Je pense à l’inverse que le sionisme est antisémite. Le sionisme est une théorie de la séparation qui considère que Juifs et non Juifs ne peuvent pas vivre ensemble, ni dans le pays d’origine, ni en Israël/Palestine. Cette théorie a mené au nettoyage ethnique et à l’apartheid. Quand Nétanyahou dit aux Juifs de France qu’ils doivent partir en Israël, il se comporte en antisémite. Personne depuis Vichy n’avait osé nous dire que nous n’étions pas chez nous en France. L’antisionisme, c’est le retour à une forme de judaïsme universaliste qui a été longtemps dominante

L’Union Juive française pour la Paix participe activement à la campagne de Boycott, Désinvestissement, Sanctions contre Israël (BDS). Voulez-vous en préciser les raisons?

Pourquoi la guerre continue ? Pourquoi le peuple palestinien est-il martyrisé et marginalisé ? Parce que l’agresseur n’est pas sanctionné. Les revendications du BDS sont claires : la liberté (fin de l’occupation, de la colonisation, du blocus, destruction du Mur, libération des prisonniers), l’égalité des droits et la justice (le droit au retour des réfugiés). Le modèle, c’est le boycott de l’Afrique du sud à l’époque de l’apartheid. Le BDS, ce sont les peuples qui se substituent à la complicité des Etats.

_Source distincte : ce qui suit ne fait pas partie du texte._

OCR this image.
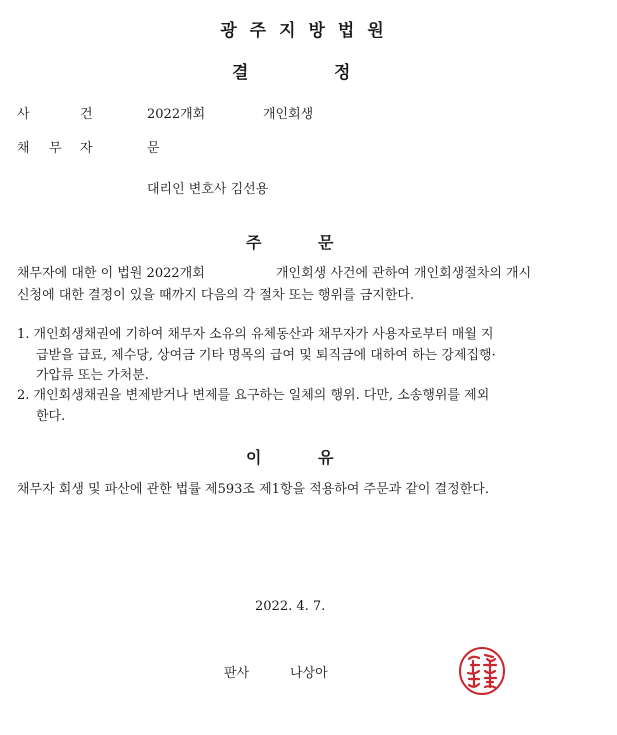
광주지방법원
결	정
사	건	2022개회	개인회생
채 무 자	문
대리인 변호사 김선용
주	문
채무자에 대한 이 법원 2022개회	개인회생 사건에 관하여 개인회생절차의 개시
신청에 대한 결정이 있을 때까지 다음의 각 절차 또는 행위를 금지한다.
1. 개인회생채권에 기하여 채무자 소유의 유체동산과 채무자가 사용자로부터 매월 지
급받을 급료, 제수당, 상여금 기타 명목의 급여 및 퇴직금에 대하여 하는 강제집행·
가압류 또는 가처분.
2. 개인회생채권을 변제받거나 변제를 요구하는 일체의 행위. 다만, 소송행위를 제외
한다.
이	유
채무자 회생 및 파산에 관한 법률 제593조 제1항을 적용하여 주문과 같이 결정한다.
2022. 4. 7.
판사	나상아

Vous avez été arrêté en juin dernier par le RAID sur une fausse dénonciation après le piratage de votre ligne téléphonique…est-ce une mesure de représailles en raison de vos engagements pro-palestiniens ?

A l’origine, il y a un Franco-israélien Grégory Chelli (alias Ulcan) qui est un militant de l’extrême droite sioniste. Il a piraté de nombreuses lignes de téléphone. La méthode utilisée est souvent la même. Il appelle depuis Israël la police française : « allo ? Je suis X. J’ai tué ma femme. Si vous intervenez, je tire. » Systématiquement et sans vérifier, la police française fait le service après vente et intervient. Il y a 105 plaintes contre lui. Mais il est solidement protégé là-bas et Israël ne l’extradera pas. Ce qui est grave dans mon cas, c’est que j’ai été violenté par le RAID et j’ai eu 7 heures de garde-à-vue. 5 mois après, je n’ai reçu aucune explication crédible et on ne m’a toujours pas remboursé la somme avancée pour que les portes défoncées soient réparées.

Quel espoir pour la Paix entre les Palestiniens et les Israéliens ?

Arrêter de prendre en considération la sécurité de l’occupant. Il y a un crime fondateur dans cette guerre : l’expulsion de la majorité des Palestiniens de leur propre pays en 1948. Il faut réparer. Le fil directeur, ça doit être l’égalité des droits et la justice. Rien ne se passera tant qu’Israël ne sera pas sanctionné et boycotté. Nous ne pouvons et ne devons pas nous taire.